Pas une goutte d’eau depuis plusieurs semaines, un vent qui assèche la végétation, des sols déjà secs en surface et qui « fument » comme en plein été… Sommes-nous entrés dans une nouvelle période de sécheresse ? « J’ai l’impression de revivre la grande sécheresse de 2011 », lançait le 10 avril Nicolas Kraak, directeur du syndicat mixte d’hydraulique agricole du Rhône (Smhar). L’irrigation a démarré précocement début avril sur le secteur. « On a eu des débits exceptionnels de 2500 à 3000 m3/h pendant plusieurs nuits.
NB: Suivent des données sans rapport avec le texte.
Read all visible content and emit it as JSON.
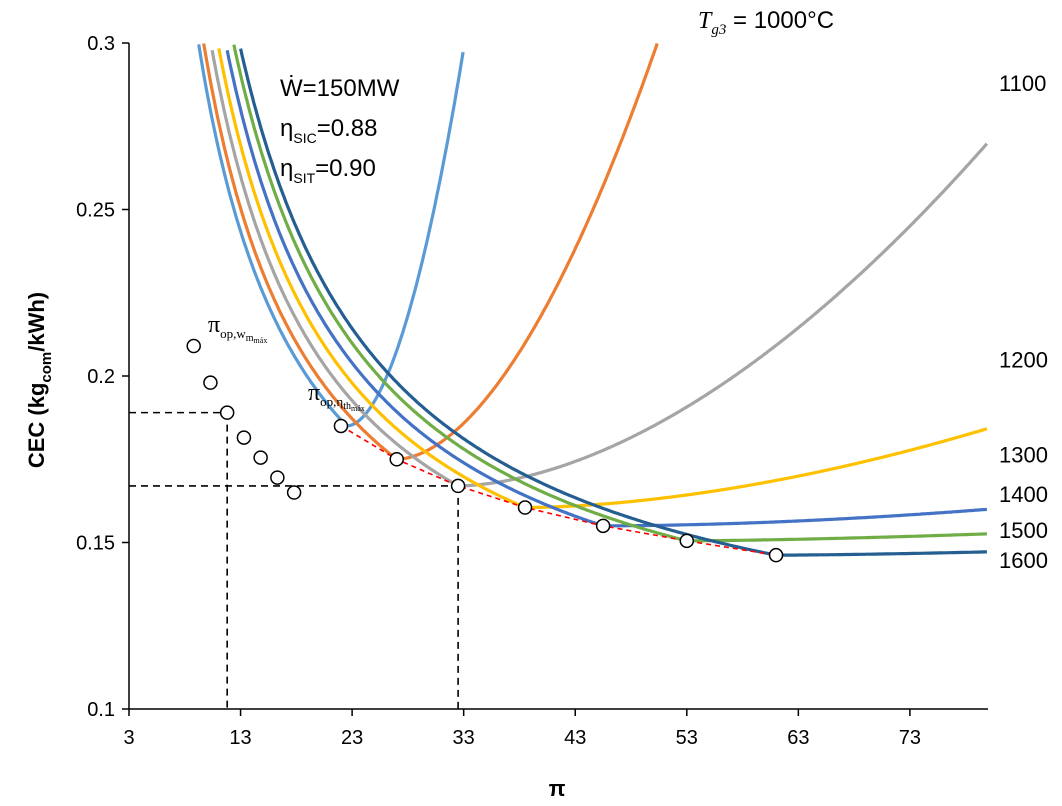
{
  "chart_data": {
    "type": "line",
    "title": "",
    "xlabel": "π",
    "ylabel": {
      "pre": "CEC (kg",
      "sub": "com",
      "post": "/kWh)"
    },
    "xlim": [
      3,
      80
    ],
    "ylim": [
      0.1,
      0.3
    ],
    "xticks": [
      3,
      13,
      23,
      33,
      43,
      53,
      63,
      73
    ],
    "yticks": [
      0.1,
      0.15,
      0.2,
      0.25,
      0.3
    ],
    "grid": false,
    "parameters": {
      "power": "Ẇ=150MW",
      "eta_sic": {
        "base": "η",
        "sub": "SIC",
        "value": "=0.88"
      },
      "eta_sit": {
        "base": "η",
        "sub": "SIT",
        "value": "=0.90"
      }
    },
    "temperature_label": {
      "t": "T",
      "sub": "g3",
      "eq": " = 1000°C"
    },
    "series": [
      {
        "label": "1000",
        "color": "#5B9BD5",
        "min_x": 22.5,
        "min_y": 0.185,
        "curv": 0.0013,
        "pow": 1.9
      },
      {
        "label": "1100",
        "color": "#ED7D31",
        "min_x": 27.0,
        "min_y": 0.175,
        "curv": 0.00043,
        "pow": 1.8
      },
      {
        "label": "1200",
        "color": "#A5A5A5",
        "min_x": 32.5,
        "min_y": 0.167,
        "curv": 0.00012,
        "pow": 1.75
      },
      {
        "label": "1300",
        "color": "#FFC000",
        "min_x": 38.5,
        "min_y": 0.1605,
        "curv": 3.5e-05,
        "pow": 1.75
      },
      {
        "label": "1400",
        "color": "#4472C4",
        "min_x": 45.5,
        "min_y": 0.155,
        "curv": 8.5e-06,
        "pow": 1.8
      },
      {
        "label": "1500",
        "color": "#70AD47",
        "min_x": 53.0,
        "min_y": 0.1505,
        "curv": 1.5e-05,
        "pow": 1.5
      },
      {
        "label": "1600",
        "color": "#255E91",
        "min_x": 61.0,
        "min_y": 0.1462,
        "curv": 1.2e-05,
        "pow": 1.5
      }
    ],
    "curve_label_y": [
      0.288,
      0.205,
      0.1765,
      0.1645,
      0.1538,
      0.1448
    ],
    "max_net_work_points": {
      "label": {
        "base": "π",
        "sub": "op,w",
        "subsub": "m",
        "subsubsub": "máx"
      },
      "x": [
        8.8,
        10.3,
        11.8,
        13.3,
        14.8,
        16.3,
        17.8
      ],
      "y": [
        0.209,
        0.198,
        0.189,
        0.1815,
        0.1755,
        0.1695,
        0.165
      ]
    },
    "max_efficiency_points": {
      "label": {
        "base": "π",
        "sub": "op,η",
        "subsub": "th",
        "subsubsub": "máx"
      },
      "x": [
        22.0,
        27.0,
        32.5,
        38.5,
        45.5,
        53.0,
        61.0
      ],
      "y": [
        0.185,
        0.175,
        0.167,
        0.1605,
        0.155,
        0.1505,
        0.1462
      ]
    },
    "reference_lines": [
      {
        "x": 11.8,
        "y": 0.189
      },
      {
        "x": 32.5,
        "y": 0.167
      }
    ]
  }
}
Maintenant on est sur des tours d’irrigation qui ne vont pas s’arrêter malheureusement, tant qu’il n’y aura pas une pluie significative d’une quarantaine de mm », témoigne le technicien, qui parle de « jamais vu aussi tôt ». A cela s’ajoute la crainte de restrictions d’eau. Les nappes d’eau souterraines du département du Rhône et de la Métropole de Lyon ont été placées en vigilance début mars. « Côté Ouest, les retenues collinaires se sont bien remplies cet hiver. Côté Est, les nappes de l’Est lyonnais ne se sont pas assez rechargées, on démarre avec une situation difficile. » L’irrigation profite en ce moment en priorité au blé, à l’orge et aux cultures maraîchères, le colza peut attendre, indique Nicolas Kraak. Dans les monts du Lyonnais et les élevages fourragers, « on a demandé aux éleveurs de donner un premier tour d’eau sur les blés triticales. On a des sondes tensiométriques qui témoignent d’une sécheresse à 30 et 60 cm qui commence à galoper. » Le mot est lancé. « Nous sommes pour moi dans un début de sécheresse de printemps ! […] L’évapotranspiration atteint 6 mm / jour, digne d’une fin mai début juin », alerte le directeur du Smhar.
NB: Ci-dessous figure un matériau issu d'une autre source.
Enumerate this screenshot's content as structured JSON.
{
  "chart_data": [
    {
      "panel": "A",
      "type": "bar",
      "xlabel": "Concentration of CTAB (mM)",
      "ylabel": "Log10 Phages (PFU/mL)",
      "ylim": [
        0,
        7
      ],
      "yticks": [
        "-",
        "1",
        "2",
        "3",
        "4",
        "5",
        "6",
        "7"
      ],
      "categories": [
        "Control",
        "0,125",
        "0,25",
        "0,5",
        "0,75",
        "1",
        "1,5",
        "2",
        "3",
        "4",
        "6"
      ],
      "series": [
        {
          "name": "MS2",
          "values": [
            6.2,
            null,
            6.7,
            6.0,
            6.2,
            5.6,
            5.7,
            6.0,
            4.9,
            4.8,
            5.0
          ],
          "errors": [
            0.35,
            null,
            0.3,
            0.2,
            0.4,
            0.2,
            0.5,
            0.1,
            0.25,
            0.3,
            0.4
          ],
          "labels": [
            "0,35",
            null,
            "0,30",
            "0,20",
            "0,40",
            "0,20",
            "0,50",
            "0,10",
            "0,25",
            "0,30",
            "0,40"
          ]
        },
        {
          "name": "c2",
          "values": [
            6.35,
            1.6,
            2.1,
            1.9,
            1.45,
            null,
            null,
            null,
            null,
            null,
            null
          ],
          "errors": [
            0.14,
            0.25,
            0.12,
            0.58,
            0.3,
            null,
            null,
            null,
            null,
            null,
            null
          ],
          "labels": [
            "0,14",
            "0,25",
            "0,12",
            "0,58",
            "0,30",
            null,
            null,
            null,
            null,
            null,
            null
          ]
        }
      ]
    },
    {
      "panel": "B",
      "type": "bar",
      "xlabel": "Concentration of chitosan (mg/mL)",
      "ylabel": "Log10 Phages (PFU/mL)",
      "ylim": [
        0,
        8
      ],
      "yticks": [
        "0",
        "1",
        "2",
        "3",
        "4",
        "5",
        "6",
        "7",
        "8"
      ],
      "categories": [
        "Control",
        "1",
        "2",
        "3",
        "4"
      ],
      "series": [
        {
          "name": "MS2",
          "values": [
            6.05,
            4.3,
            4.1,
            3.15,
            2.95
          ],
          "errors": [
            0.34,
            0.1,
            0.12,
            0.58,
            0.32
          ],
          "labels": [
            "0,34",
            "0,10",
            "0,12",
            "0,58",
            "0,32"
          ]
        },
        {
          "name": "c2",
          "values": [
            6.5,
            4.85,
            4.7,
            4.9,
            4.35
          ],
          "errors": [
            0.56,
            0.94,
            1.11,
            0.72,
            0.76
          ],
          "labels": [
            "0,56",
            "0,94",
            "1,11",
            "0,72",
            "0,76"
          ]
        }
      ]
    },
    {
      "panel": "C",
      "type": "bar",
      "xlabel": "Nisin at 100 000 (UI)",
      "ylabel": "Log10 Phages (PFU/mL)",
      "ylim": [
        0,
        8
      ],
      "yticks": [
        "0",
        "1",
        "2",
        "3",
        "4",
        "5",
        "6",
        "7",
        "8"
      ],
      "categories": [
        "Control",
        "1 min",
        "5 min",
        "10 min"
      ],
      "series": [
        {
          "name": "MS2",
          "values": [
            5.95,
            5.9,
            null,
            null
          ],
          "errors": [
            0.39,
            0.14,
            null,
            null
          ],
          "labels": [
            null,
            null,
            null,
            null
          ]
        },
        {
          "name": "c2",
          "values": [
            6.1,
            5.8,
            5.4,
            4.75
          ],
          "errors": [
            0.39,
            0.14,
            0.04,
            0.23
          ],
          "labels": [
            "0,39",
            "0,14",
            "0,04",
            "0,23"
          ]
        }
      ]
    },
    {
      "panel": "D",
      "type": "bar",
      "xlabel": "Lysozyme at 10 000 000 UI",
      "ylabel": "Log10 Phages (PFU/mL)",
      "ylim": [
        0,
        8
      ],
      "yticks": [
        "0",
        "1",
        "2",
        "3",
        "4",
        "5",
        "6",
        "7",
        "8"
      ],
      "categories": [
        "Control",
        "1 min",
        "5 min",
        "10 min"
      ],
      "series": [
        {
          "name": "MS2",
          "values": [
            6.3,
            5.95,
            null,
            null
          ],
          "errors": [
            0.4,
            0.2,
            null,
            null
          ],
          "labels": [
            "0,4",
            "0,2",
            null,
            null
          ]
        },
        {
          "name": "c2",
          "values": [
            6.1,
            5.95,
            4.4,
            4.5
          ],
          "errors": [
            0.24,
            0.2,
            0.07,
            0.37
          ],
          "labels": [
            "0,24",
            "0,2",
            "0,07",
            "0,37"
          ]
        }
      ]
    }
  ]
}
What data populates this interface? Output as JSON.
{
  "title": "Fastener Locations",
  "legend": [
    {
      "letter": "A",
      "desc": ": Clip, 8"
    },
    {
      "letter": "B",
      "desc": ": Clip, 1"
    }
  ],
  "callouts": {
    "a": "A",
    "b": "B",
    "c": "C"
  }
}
Le scénario de 2019 se répète

A quelques kilomètres de là, dans l’Ain, là aussi, les sols sont secs sur l’ensemble du département. « Cela fait un mois qu’il n’a pas plu », lance Fabien Thomazet, technicien irrigation à la chambre d’agriculture et à l’association syndicale d’irrigation de l’Ain (Asia). Conséquence : « dans les secteurs irrigués, on est contraints d’arroser les blés et les semis de maïs, et ce sera pareil pour le soja ». Ce qui est inhabituel, c’est d’arroser les semis de maïs. « On sème dans des sols très secs. On en est arrivé à arroser avant de semer. » Selon lui, il est trop pour parler de sécheresse de printemps. Pas de pluie, chaleur, vent… La situation reste gérable même si les prévisions ne semblent pas optimistes. Côté nappes, « on est dans des moyennes habituelles sur la partie plaine de l’Ain. En revanche, sur la Dombes, on reste très bas, on a eu quasiment aucune recharge cet hiver. » La nappe de la Dombes a été placée en alerte avec 20 % de restriction de pompage.
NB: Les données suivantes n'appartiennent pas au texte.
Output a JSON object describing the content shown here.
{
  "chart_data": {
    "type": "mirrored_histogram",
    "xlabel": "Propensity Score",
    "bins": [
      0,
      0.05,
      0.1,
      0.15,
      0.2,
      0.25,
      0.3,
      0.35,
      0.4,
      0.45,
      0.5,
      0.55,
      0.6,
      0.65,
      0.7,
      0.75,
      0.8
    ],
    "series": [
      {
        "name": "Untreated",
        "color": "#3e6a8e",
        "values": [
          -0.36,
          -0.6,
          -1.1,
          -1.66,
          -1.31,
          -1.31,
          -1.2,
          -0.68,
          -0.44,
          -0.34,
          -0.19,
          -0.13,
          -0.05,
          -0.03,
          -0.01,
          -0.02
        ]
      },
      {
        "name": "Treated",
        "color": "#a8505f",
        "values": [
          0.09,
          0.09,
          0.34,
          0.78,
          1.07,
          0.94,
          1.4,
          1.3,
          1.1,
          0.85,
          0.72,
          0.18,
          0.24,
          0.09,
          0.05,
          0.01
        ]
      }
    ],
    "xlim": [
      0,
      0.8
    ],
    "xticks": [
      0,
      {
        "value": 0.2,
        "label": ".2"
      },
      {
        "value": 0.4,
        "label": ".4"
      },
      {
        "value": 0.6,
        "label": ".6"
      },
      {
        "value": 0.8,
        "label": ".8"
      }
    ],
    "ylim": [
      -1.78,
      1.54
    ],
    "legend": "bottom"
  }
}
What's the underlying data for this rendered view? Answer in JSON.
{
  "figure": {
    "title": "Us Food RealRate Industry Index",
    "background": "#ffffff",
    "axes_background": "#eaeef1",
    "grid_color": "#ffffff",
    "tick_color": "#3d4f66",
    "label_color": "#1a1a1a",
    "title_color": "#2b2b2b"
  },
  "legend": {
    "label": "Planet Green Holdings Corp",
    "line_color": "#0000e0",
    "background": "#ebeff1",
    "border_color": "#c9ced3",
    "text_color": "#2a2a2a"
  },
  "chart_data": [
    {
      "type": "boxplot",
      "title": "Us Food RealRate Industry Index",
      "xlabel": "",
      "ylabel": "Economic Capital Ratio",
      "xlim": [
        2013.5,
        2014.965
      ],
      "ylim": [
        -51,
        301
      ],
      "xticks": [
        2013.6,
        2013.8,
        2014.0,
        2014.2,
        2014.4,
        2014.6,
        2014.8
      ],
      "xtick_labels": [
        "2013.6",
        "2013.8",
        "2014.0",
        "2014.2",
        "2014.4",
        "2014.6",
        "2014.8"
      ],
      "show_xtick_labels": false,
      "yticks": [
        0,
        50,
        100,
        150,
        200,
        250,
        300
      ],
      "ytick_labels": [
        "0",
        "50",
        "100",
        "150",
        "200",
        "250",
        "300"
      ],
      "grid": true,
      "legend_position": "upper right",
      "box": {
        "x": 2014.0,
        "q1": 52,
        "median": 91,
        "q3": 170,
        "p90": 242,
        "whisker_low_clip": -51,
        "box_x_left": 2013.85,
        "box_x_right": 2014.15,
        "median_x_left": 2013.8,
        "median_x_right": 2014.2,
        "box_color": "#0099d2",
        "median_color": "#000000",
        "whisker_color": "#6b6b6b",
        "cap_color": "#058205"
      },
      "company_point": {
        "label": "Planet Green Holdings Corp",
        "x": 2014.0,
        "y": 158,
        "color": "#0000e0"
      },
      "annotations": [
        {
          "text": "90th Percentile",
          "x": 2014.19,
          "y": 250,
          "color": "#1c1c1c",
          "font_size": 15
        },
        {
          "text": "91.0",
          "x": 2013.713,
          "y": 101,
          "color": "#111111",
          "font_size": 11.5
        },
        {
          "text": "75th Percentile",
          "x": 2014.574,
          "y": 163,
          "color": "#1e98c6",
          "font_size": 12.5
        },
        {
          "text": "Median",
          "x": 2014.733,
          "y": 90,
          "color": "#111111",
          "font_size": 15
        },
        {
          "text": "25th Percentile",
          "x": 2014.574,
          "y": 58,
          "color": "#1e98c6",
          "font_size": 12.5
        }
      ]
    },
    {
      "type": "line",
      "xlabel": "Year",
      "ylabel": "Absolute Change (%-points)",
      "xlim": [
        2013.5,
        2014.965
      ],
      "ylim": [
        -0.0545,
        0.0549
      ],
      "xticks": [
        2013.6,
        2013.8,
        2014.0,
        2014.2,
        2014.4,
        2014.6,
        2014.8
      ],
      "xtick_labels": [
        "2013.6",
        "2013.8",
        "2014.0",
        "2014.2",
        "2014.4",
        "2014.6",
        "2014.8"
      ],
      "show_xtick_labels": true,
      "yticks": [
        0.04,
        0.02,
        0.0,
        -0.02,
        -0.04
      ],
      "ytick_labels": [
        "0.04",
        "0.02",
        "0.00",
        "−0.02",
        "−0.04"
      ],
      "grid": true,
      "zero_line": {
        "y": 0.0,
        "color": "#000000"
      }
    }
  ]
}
Plus au Sud, même constat. « Côté pluviométrie, le scénario de 2019 se répète : pour les 23 stations suivies, moins de 30 mm de pluie sur les quatre dernières semaines. Alors que les prévisions à trois mois restent sur cette tendance très sèche en avril. Cette situation est exceptionnelle : la pluviométrie cumulée de janvier, février et mars correspond en 2020 à 50 % de la normale », détaille le bulletin Pâtu’RA édité le 8 avril par les chambres d’agriculture de le Drôme et de l’Isère. Le gel matinal et le sec persistant pénalisent la pousse de l’herbe sur certains secteurs. Le sec est en surface, indiquait début avril François Dubocs, technicien à la chambre d’agriculture de la Drôme. Si les niveaux des nappes sont corrects sur les départements, les débits des cours d’eau sont bas pour la saison. La situation printanière n’est cependant pas jouée, s’accordent à reconnaître les observateurs. Météo France annonçait le 14 avril le passage d’une perturbation accompagnée d’averses pour le week-end des 18 et 19 avril et le début de semaine suivante.